A generative model provides a framework for applying Bayesian methods to complex experimental data like microscope images by describing them as a statistical probability distribution. One of the most valuable features of a Bayesian approach is the ability to marginalize (or average) over parameters that are unknown but of little interest to the task at hand. In this thesis, I emphasize how Bayesian methods, and marginalization in particular, enable sophisticated analysis of experimental results. One experimental technique to study colloids is digital holographic microscopy. A generative model of hologram data must capture the full image formation process, which is complicated but similar across many different types of experiments. To facilitate these efforts, I introduce HoloPy, a versatile code package that defines generative models for experimental hologram images.
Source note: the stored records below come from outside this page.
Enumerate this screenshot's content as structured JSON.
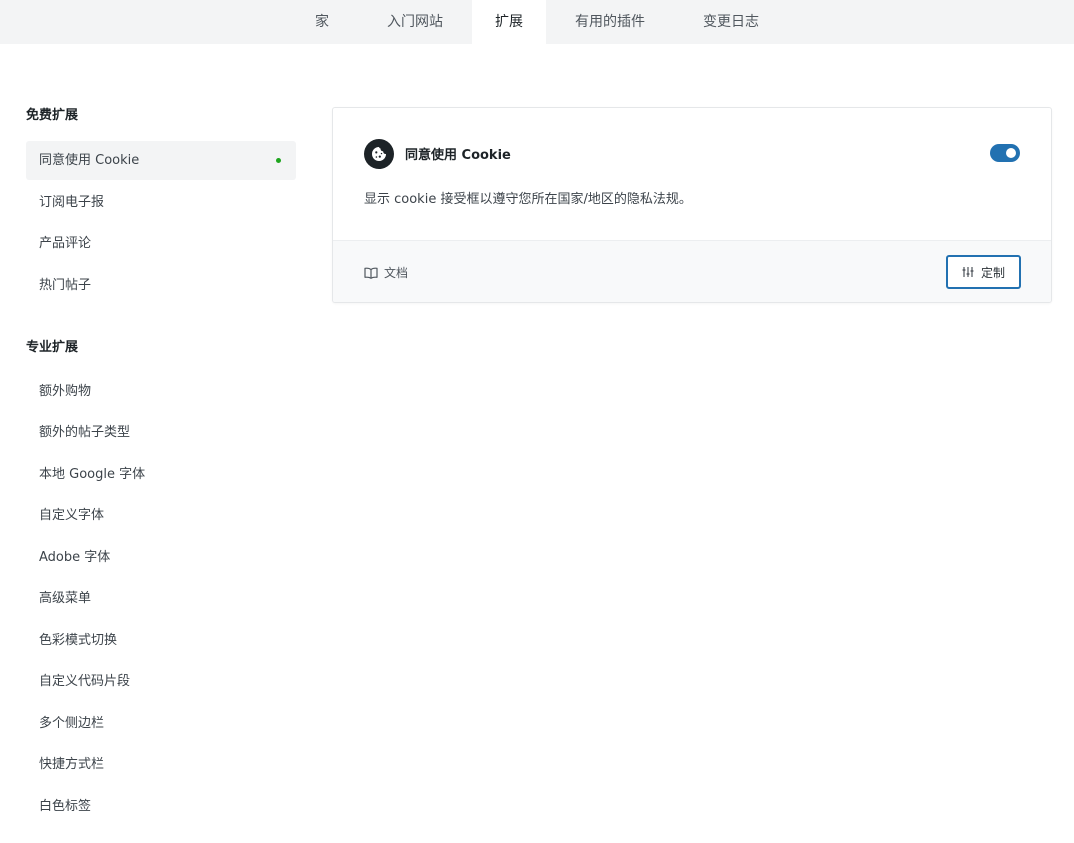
{
  "topnav": {
    "tabs": [
      {
        "label": "家"
      },
      {
        "label": "入门网站"
      },
      {
        "label": "扩展"
      },
      {
        "label": "有用的插件"
      },
      {
        "label": "变更日志"
      }
    ],
    "active_index": 2
  },
  "sidebar": {
    "free_title": "免费扩展",
    "free_items": [
      {
        "label": "同意使用 Cookie"
      },
      {
        "label": "订阅电子报"
      },
      {
        "label": "产品评论"
      },
      {
        "label": "热门帖子"
      }
    ],
    "pro_title": "专业扩展",
    "pro_items": [
      {
        "label": "额外购物"
      },
      {
        "label": "额外的帖子类型"
      },
      {
        "label": "本地 Google 字体"
      },
      {
        "label": "自定义字体"
      },
      {
        "label": "Adobe 字体"
      },
      {
        "label": "高级菜单"
      },
      {
        "label": "色彩模式切换"
      },
      {
        "label": "自定义代码片段"
      },
      {
        "label": "多个侧边栏"
      },
      {
        "label": "快捷方式栏"
      },
      {
        "label": "白色标签"
      }
    ]
  },
  "card": {
    "icon": "cookie-icon",
    "title": "同意使用 Cookie",
    "enabled": true,
    "description": "显示 cookie 接受框以遵守您所在国家/地区的隐私法规。",
    "docs_icon": "book-icon",
    "docs_label": "文档",
    "customize_icon": "sliders-icon",
    "customize_label": "定制"
  },
  "colors": {
    "accent": "#2271b1",
    "active_dot": "#1ea51e",
    "topnav_bg": "#f3f4f5",
    "footer_bg": "#f8f9fa"
  }
}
Focusing on my particular use case, I derive a set of generative models to describe the dynamics of colloidal clusters, or Markov state models more generally, independent of experimental measurement techniques. In the second half of this thesis, I apply the computational and theoretical tools introduced in the first half to experimental data. Specifically, I use a two-dimensional colloidal model to investigate macromolecular folding in a barrierless limit, which is difficult to access with other systems. By using HoloPy and generative models of cluster dynamics, I show that folding proceeds via multiple pathways with competition between the fastest pathways and those that are most frequent. I also show that hydrodynamic interactions are crucial to understanding folding dynamics and must be handled carefully in simulations. Finally, I adapt the experimental system to three dimensions, where preliminary results suggest both similarities and differences as compared to two-dimensional folding.